Imprensa em crise x redes sociais em expansão
A crise da imprensa aparece como peça importante nesta engrenagem. A perda da credibilidade agrava o cenário pelo incremento do embate político e do radicalismo. O mercado da comunicação passa por adversidades econômicas, de redefinição dos negócios e o enfraquecimento da mídia tradicional. Sem investimento, o trabalho jornalístico é prejudicado. Com menos recursos humanos, a qualidade do produto desaba, tornando a função jornalística mais rasa e suscetível a erros. O trabalho jornalístico tem um custo e a maioria dos cidadãos não tem acesso às informações por não conseguir pagar. As plataformas de fact-checking, que são ótimas opções para certificar a veracidade de fatos, não conseguem competir com o fluxo exponencial das fakes news.
A expansão das redes sociais potencializou o acesso à informação, é verdade. Trata-se, no entanto, de informação não apurada, um campo campo fértil, infelizmente, à desinformação.
As megacorporações de tecnologia, donas das plataformas, estão no âmago da questão. Algoritmos viciados, sistemas de seguranças falhos, vazamento de dados de usuários, o lucro estratosférico e a falta de investimentos em conter fake news e distorções tornam a missão um trabalho de Sísifo. A falta de vontade de governos, legislações em descompasso, congressistas andando em círculos e uma justiça parcial complementam as paredes desse labirinto.
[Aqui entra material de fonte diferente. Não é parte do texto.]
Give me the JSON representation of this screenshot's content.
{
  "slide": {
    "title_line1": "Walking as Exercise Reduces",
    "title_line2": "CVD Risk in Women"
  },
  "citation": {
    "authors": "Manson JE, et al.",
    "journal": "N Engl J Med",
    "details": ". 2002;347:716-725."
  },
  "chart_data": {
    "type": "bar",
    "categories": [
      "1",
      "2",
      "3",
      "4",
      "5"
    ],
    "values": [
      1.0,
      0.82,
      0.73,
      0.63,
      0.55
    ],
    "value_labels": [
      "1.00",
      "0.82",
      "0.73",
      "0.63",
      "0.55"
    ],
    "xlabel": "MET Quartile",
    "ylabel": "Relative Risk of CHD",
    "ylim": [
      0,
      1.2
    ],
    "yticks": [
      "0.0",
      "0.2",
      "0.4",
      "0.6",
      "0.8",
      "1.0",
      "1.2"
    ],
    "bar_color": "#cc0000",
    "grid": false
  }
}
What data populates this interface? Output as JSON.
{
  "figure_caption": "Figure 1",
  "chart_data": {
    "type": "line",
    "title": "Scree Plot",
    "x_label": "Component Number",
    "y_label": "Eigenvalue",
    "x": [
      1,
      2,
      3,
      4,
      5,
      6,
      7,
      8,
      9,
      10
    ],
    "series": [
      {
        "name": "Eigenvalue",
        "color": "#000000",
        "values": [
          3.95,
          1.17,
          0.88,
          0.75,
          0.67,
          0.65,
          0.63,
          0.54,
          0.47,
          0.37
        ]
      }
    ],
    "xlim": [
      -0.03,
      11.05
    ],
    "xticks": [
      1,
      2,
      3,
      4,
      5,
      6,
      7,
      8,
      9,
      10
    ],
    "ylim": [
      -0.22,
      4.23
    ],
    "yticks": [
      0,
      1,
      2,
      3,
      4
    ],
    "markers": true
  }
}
A Educação contra a fake news
Todavia, há uma porta que se abre lá no fundo, pouco falada, mas fundamental: a educação. Cidadania não é trabalhada dentro das salas de aula. A compreensão dos cidadãos de seus direitos e deveres é muito rasa. A Interpretação de texto é outra falha grave no ensino brasileiro. Os alunos saem da escola sem entender redação básica, o que facilita a difusão de notícias enganosas. Barreiras sociais e econômicas impedem a população de acessar informações, mesmo dentro das escolas. Não há incentivo à leitura. Apesar de estar inserida na Base Nacional Curricular Comum Brasileira, a educação midiática ainda é pouca adotada, mas seria o melhor caminho para deter o vírus da desinformação no seu estágio inicial.
Já existem iniciativas, mesmo que incipientes, que pretendem furar essas barreiras. Em Pelotas, num projeto experimental, busquei criar um ambiente que unisse poder público, universidade, especialistas, estudantes de jornalismo e a comunidade. A proposta era capacitar os alunos para que pudessem levar para um público, no caso um grupo de idosos de um bairro da cidade, noções básicas para identificar conteúdo falsos ou deslocados e impedir sua disseminação.
Quando ouvimos de uma senhora que agora ela não ia mais compartilhar uma postagem sem antes conferir sua veracidade, nossa missão, naquele dia, estava realizada. Vencer a onda da desinformação ainda é algo intangível, uma verdade inquietante. Mas se a gente pudesse repetir ações como as que Pelotas fez? Todos os dias, em todos os lugares, para milhares?
Luis Gustavo de Azevedo é jornalista formado pela PUC-RS e líder MLG – Master em Liderança e Gestão Pública. Atuou como diretor do núcleo digital da Prefeitura de Pelotas e foi Assessor Especial de Comunicação. Está à frente da Ascom, onde lidera as equipes de comunicação do governo.